>We would like to know if there is a good way to determine is someone is
>spoofing our mail gateway. Is there a "secure" smtpd or other software
>available that will detect/reject connections from someone pretending to
>be someone else? > >db
As Brent Chapman says, there are no real 'secure' versions of sendmail
that came completely authenticate the sender. The fact that often
(usually?) Internet E-Mail is routed through several SMTP relays
from source to destination usually makes this question moot anyway.
There are versions (or 'options' that can be turned on when compiling)

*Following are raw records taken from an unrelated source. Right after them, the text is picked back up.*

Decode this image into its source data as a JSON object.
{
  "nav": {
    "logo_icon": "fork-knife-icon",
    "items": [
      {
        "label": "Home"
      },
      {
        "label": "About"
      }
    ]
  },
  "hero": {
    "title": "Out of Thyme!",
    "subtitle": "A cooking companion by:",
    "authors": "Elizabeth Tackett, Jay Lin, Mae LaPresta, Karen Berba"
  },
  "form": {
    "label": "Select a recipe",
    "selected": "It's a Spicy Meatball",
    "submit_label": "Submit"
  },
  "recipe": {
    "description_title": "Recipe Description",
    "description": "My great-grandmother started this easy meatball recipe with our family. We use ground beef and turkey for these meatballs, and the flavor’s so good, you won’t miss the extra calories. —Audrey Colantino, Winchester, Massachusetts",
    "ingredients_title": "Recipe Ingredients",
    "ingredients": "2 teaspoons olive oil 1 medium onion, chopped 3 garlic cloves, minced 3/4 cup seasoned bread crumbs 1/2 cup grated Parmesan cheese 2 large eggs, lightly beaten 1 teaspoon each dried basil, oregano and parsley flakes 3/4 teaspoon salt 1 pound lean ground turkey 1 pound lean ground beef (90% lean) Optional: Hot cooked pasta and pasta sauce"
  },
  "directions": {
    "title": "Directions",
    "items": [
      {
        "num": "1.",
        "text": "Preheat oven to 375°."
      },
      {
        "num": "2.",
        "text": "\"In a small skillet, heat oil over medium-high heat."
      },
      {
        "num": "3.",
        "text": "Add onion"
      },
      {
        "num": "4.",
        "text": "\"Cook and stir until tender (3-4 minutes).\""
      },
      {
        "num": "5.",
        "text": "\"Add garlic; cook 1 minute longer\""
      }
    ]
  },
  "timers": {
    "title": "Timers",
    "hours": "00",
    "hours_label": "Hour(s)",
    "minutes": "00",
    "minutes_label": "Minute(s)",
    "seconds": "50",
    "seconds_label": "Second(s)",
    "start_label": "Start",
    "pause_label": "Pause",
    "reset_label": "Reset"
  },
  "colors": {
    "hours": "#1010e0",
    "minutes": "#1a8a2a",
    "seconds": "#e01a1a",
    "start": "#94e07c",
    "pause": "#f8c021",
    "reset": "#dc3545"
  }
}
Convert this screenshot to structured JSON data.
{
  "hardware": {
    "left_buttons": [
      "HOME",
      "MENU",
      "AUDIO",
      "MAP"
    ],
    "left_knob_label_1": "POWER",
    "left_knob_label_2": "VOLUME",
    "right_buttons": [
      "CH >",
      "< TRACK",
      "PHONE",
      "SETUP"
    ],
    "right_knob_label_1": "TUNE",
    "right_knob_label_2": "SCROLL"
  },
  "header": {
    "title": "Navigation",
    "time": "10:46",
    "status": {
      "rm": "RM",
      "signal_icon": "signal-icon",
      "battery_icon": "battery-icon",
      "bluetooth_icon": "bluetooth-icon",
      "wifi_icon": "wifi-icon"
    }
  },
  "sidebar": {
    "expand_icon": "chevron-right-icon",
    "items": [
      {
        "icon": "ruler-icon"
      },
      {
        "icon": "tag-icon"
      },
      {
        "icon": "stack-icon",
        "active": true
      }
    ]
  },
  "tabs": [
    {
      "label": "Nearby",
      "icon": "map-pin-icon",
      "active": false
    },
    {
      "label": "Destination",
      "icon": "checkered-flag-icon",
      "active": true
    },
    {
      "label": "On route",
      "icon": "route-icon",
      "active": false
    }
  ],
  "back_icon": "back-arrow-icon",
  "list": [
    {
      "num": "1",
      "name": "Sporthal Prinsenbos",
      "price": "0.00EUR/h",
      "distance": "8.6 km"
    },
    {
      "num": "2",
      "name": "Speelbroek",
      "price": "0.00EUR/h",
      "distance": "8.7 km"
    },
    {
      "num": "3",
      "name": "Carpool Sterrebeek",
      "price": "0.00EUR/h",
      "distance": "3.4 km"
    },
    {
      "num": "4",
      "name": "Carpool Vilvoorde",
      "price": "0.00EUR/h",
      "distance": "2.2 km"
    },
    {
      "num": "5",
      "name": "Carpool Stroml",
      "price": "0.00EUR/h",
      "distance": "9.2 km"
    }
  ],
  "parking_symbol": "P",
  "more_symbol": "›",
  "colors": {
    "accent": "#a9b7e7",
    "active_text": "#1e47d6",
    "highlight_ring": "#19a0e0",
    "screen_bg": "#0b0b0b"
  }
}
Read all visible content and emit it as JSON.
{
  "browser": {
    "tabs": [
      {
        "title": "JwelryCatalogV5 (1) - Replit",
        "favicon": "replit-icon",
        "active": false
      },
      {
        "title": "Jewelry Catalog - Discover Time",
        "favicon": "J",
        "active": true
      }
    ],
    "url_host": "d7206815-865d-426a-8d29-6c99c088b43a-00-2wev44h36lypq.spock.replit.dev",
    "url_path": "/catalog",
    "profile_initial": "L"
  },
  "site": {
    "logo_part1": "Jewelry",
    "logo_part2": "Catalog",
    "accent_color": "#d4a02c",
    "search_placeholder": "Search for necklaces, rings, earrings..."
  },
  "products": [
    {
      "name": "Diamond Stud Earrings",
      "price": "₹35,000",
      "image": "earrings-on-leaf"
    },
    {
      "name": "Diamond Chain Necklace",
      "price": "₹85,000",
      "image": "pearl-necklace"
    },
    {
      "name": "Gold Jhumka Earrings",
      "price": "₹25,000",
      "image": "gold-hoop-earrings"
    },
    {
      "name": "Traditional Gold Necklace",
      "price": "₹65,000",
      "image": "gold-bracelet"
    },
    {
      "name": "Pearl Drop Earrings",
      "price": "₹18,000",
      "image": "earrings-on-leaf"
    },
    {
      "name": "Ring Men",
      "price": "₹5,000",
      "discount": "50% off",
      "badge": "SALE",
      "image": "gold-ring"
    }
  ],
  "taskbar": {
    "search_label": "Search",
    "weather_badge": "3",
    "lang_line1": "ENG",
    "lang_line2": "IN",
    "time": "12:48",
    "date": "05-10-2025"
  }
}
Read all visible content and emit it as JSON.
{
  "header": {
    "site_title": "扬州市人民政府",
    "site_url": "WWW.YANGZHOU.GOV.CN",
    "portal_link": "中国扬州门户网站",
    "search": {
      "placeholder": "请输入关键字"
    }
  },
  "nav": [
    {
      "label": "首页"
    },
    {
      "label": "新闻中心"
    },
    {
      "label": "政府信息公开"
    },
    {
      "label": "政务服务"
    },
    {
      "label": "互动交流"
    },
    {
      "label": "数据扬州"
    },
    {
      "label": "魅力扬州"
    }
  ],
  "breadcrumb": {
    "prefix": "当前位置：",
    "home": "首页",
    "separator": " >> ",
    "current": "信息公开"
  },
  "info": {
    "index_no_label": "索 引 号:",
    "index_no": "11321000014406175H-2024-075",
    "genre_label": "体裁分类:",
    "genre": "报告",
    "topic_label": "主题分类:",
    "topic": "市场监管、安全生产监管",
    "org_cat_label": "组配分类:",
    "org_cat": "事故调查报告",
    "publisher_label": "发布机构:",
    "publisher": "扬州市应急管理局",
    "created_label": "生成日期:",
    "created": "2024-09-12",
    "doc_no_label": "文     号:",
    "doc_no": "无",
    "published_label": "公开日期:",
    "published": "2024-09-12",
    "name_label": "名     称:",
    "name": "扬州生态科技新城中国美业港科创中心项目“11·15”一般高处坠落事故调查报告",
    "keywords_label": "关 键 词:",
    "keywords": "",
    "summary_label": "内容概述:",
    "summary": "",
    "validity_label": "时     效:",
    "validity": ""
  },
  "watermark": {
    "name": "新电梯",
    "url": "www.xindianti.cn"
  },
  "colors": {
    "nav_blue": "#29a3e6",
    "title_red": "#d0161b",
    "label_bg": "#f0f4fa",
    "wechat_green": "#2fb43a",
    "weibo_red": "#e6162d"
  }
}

of sendmail that will only perform SMTP transactions with initiating
MTA peers on hosts that (1) have a valid PTR record and A record for
the hostname pointed to, and/or (2) have an identification daemon
running on them (ie. an RFC 931 or the later RFC 1413 standard implementation
such as pidentd or authd - you can get public domain ident daemons via
FTP from ftp.lysator.liu.se. No flame wars about whether or not these
provide a real degree of authentication in the real world please!).
Myself, I'd regard these as more hassle than they are worth (for an
Internet mail gateway, not a private internal app) since you will
then cut off your host or site from receiving valid email from people
who are not configured (ie. via DNS or ident) properly. Something I
learned a long time ago is that users who don't receive E-Mail that
has been sent to them get very upset... Remember the dictum :
"Be strict in what you send, liberal in what you accept."
If you need E-Mail authentication over SMTP the necessary steps can be
performed by the users at each end (ie, the sender could use MD5 or PGP
or PEM with RSA 'keys' to create a credential or digital signature for
a message and the receiver would use a key to verify it). It is not
very "user friendly" or transparent unless a mail user agent makes it
easy to do.
Anyone know of any Mail user interface programs which incorporate
authentication easily into the user interface so that it doesn't
have to be done externally and manually?.